Mahkemece, davanın kabulüne, Meydanlar Köyü"nde 125 ada 1 sayılı parselde bulunan 18.04.2011 tarihli teknik bilirkişinin krokili raporunda B harfi ile gösterilen 4.919,74 m2 yüzölçümüne sahip taşınmazın tapusunun iptali ile, aynı raporda C harfi ile gösterilen 8509,63 m2 yüzölçümlü kısmın dere yatağı vasfının iptaliyle davacı adına tesciline karar verilmiştir. Hüküm, davalı Hazine temsilcisi tarafından temyiz edilmiştir.
Toplanan deliller ve tüm dosya kapsamından; teknik bilirkişi raporunda C harfi ile gösterilen dava konusu yer: 25.01.2005 tarihinde “dere yatağı” olarak bırakılmış, iş bu ilk dava 20.07.2009 tarihinde açılmıştır. Dairemiz"in yerleşmiş uygulamalarına göre; tescil harici bırakıldığı tarihten itibaren makul süre içerisinde açılmış bulunan davalara bakılması ve tescil harici bırakıldığı tarihten geriye doğru kazanmayı sağlayan sürenin nazara alınması gerekmektedir. Somut olayda, dava konusu taşınmazın tescil harici bırakıldığı tarihten itibaren makul süre geçirildikten sonra açılmış bulunan dere yatağında kalan yerle ilgili iş bu davanın dinlenme olanağı yoktur.
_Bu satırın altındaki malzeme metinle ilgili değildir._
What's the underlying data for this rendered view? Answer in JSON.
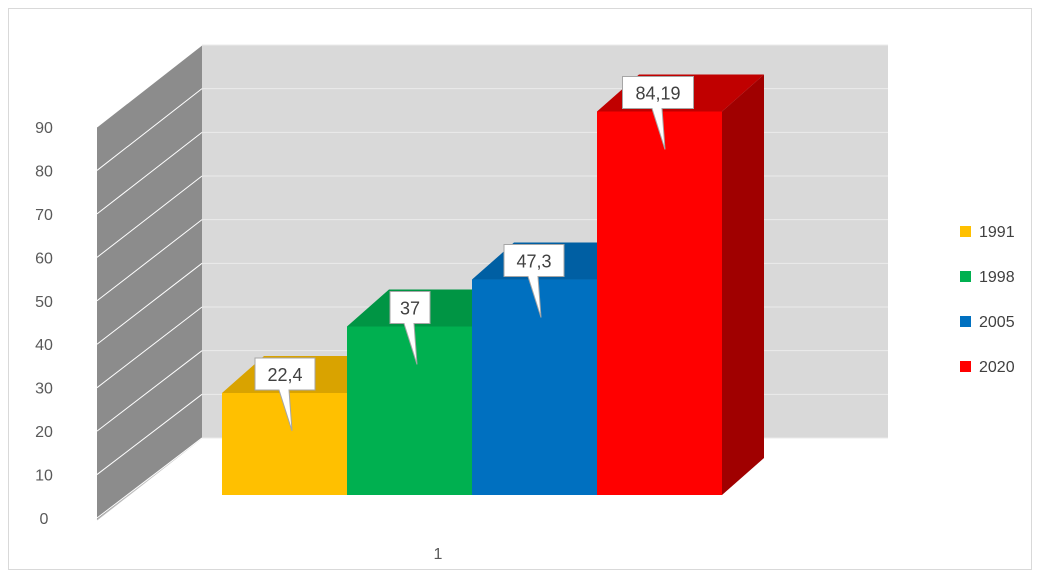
{
  "chart_data": {
    "type": "bar",
    "style": "3d-column",
    "categories": [
      "1"
    ],
    "series": [
      {
        "name": "1991",
        "values": [
          22.4
        ],
        "label": "22,4",
        "color": "#FFC000",
        "side": "#BF9000",
        "top": "#D9A300"
      },
      {
        "name": "1998",
        "values": [
          37
        ],
        "label": "37",
        "color": "#00B050",
        "side": "#00843C",
        "top": "#009544"
      },
      {
        "name": "2005",
        "values": [
          47.3
        ],
        "label": "47,3",
        "color": "#0070C0",
        "side": "#005490",
        "top": "#005FA3"
      },
      {
        "name": "2020",
        "values": [
          84.19
        ],
        "label": "84,19",
        "color": "#FF0000",
        "side": "#A00000",
        "top": "#C00000"
      }
    ],
    "y_ticks": [
      "0",
      "10",
      "20",
      "30",
      "40",
      "50",
      "60",
      "70",
      "80",
      "90"
    ],
    "ylim": [
      0,
      90
    ],
    "grid": true,
    "legend": "right",
    "title": "",
    "xlabel": "",
    "ylabel": ""
  }
}
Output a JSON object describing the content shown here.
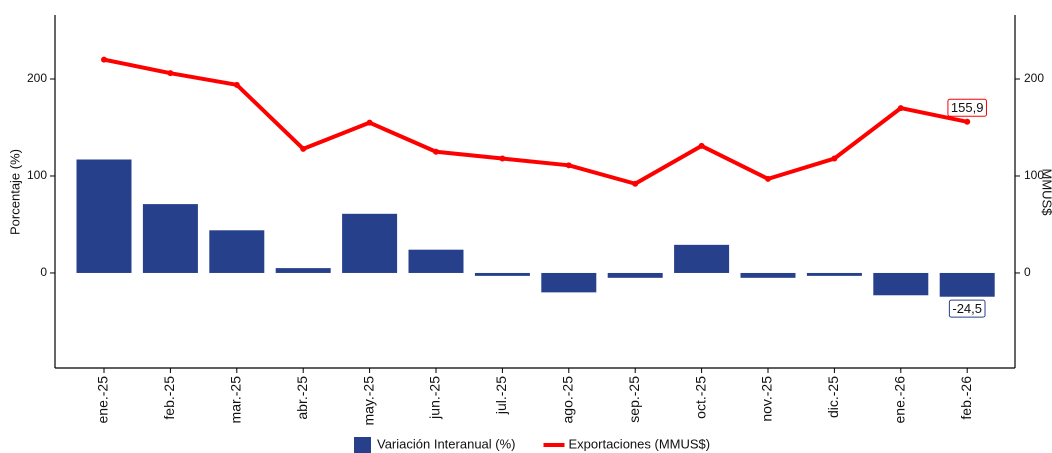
{
  "chart_data": {
    "type": "bar-line",
    "categories": [
      "ene.-25",
      "feb.-25",
      "mar.-25",
      "abr.-25",
      "may.-25",
      "jun.-25",
      "jul.-25",
      "ago.-25",
      "sep.-25",
      "oct.-25",
      "nov.-25",
      "dic.-25",
      "ene.-26",
      "feb.-26"
    ],
    "series": [
      {
        "name": "Variación Interanual (%)",
        "type": "bar",
        "color": "#26408b",
        "values": [
          117,
          71,
          44,
          5,
          61,
          24,
          -3,
          -20,
          -5,
          29,
          -5,
          -3,
          -23,
          -24.5
        ],
        "value_labels": [
          null,
          null,
          null,
          null,
          null,
          null,
          null,
          null,
          null,
          null,
          null,
          null,
          null,
          "-24,5"
        ]
      },
      {
        "name": "Exportaciones (MMUS$)",
        "type": "line",
        "axis": "y2",
        "color": "#ff0000",
        "values": [
          220,
          206,
          194,
          128,
          155,
          125,
          118,
          111,
          92,
          131,
          97,
          118,
          170,
          155.9
        ],
        "value_labels": [
          null,
          null,
          null,
          null,
          null,
          null,
          null,
          null,
          null,
          null,
          null,
          null,
          null,
          "155,9"
        ]
      }
    ],
    "ylabel": "Porcentaje (%)",
    "y2label": "MMUS$",
    "ylim": [
      -98,
      266
    ],
    "yticks": [
      0,
      100,
      200
    ],
    "y2lim": [
      -98,
      266
    ],
    "y2ticks": [
      0,
      100,
      200
    ],
    "legend": "bottom",
    "grid": false
  }
}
Tespit sonrası nedenler için ise tescil harici dere yatağı olarak bırakıldığı tarihten dava tarihine kadar yirmi yıllık kazanma süresi dolmadığından C harfi ile gösterilen taşınmaza yönelik davanın reddine karar verilmesi gerekirken kabulüne karar verilmiş olması isabetsizdir.
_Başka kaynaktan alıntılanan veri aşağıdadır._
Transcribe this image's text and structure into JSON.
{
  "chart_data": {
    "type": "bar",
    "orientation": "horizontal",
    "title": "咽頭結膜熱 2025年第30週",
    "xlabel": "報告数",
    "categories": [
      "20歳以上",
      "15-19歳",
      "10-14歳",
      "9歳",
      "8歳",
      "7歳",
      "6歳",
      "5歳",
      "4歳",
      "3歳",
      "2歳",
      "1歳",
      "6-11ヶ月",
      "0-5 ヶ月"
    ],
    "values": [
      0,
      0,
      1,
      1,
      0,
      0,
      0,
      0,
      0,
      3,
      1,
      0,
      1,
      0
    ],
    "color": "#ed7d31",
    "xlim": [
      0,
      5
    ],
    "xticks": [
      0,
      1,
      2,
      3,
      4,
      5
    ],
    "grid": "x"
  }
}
Dava konusu 125 ada 1 parsel sayılı taşınmaz, kadastro çalışmalarında, senetsizden, “ham toprak” niteliğiyle 6341,47 m2 yüzölçümlü olarak, Devletin hüküm ve tasarrufu altındaki yerlerden bulunduğu açıklanarak 25.01.2005 tarihinde Hazine adına tespit edilmiş, 19.05.2005 tarihinde kesinleşen tutanağa istinaden tapu kaydı oluşmuştur.
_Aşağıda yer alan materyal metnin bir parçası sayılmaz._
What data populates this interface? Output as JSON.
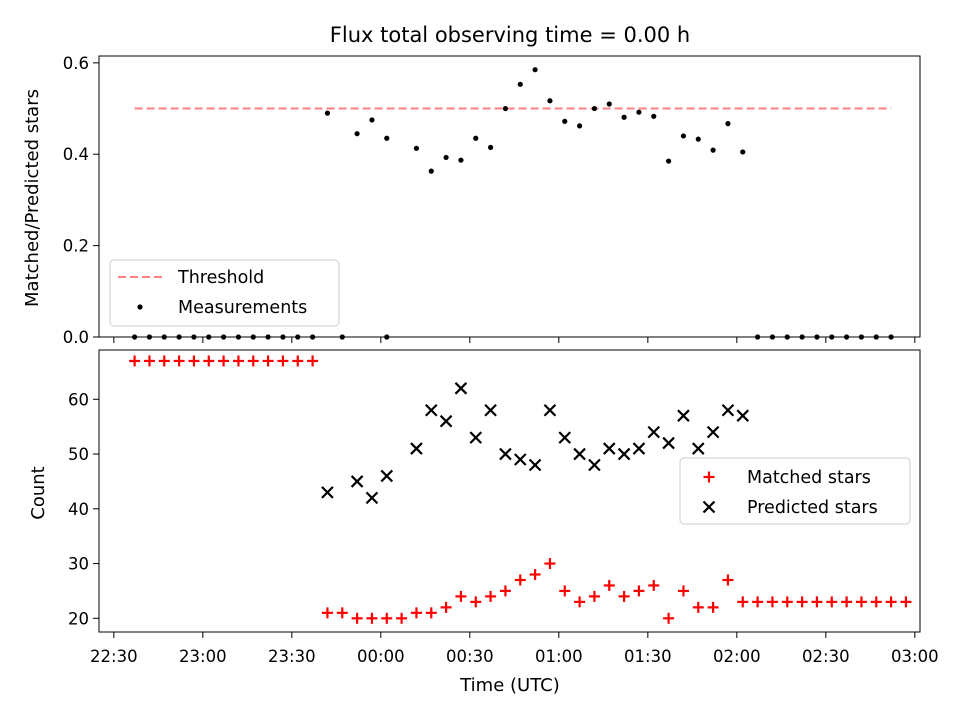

Mahallinde yapılan keşifte dinlenilen yerel bilirkişi ve tanıklar: dava konusu taşınmazın davacı tarafından 1982 yılında Süleyman Güney’den satın ve devralındığını, önceleri sebze ekerek, daha sonra otunu biçmek suretiyle zilyet ettiğini, bitişiğindeki dereye yakın kısmının davacı tarafından eğiminin düşürülüp, selden korunması amacıyla da doldurulduğunu, bu kısımların altının esasında çayırlık olduğunu açıklamışlardır. Ziraatçı uzman bilirkişi ise 125 ada 1 parselin içinde bir kısmın taş temizliğinin yapıldığını, dereye bitişik konumda olup üzerinde bölgeye has çayırlıklarda yayılım gösteren bitkilerin olduğunu, biçilme kabiliyeti olan doğal çayır otu vasfında bitki örtüsünün bulunduğunu, dereye yakın bölgesinde davacı tarafından dolgu yapılarak arazi taşkınlarından etkilenmemek için yükseltilerek eğiminin azaltılmaya çalışıldığını, bu nitelikteki taşınmazın toprak işlemeli tarım için uygun arazi olup sulu çayır vasfında olduğunu bildirmiştir.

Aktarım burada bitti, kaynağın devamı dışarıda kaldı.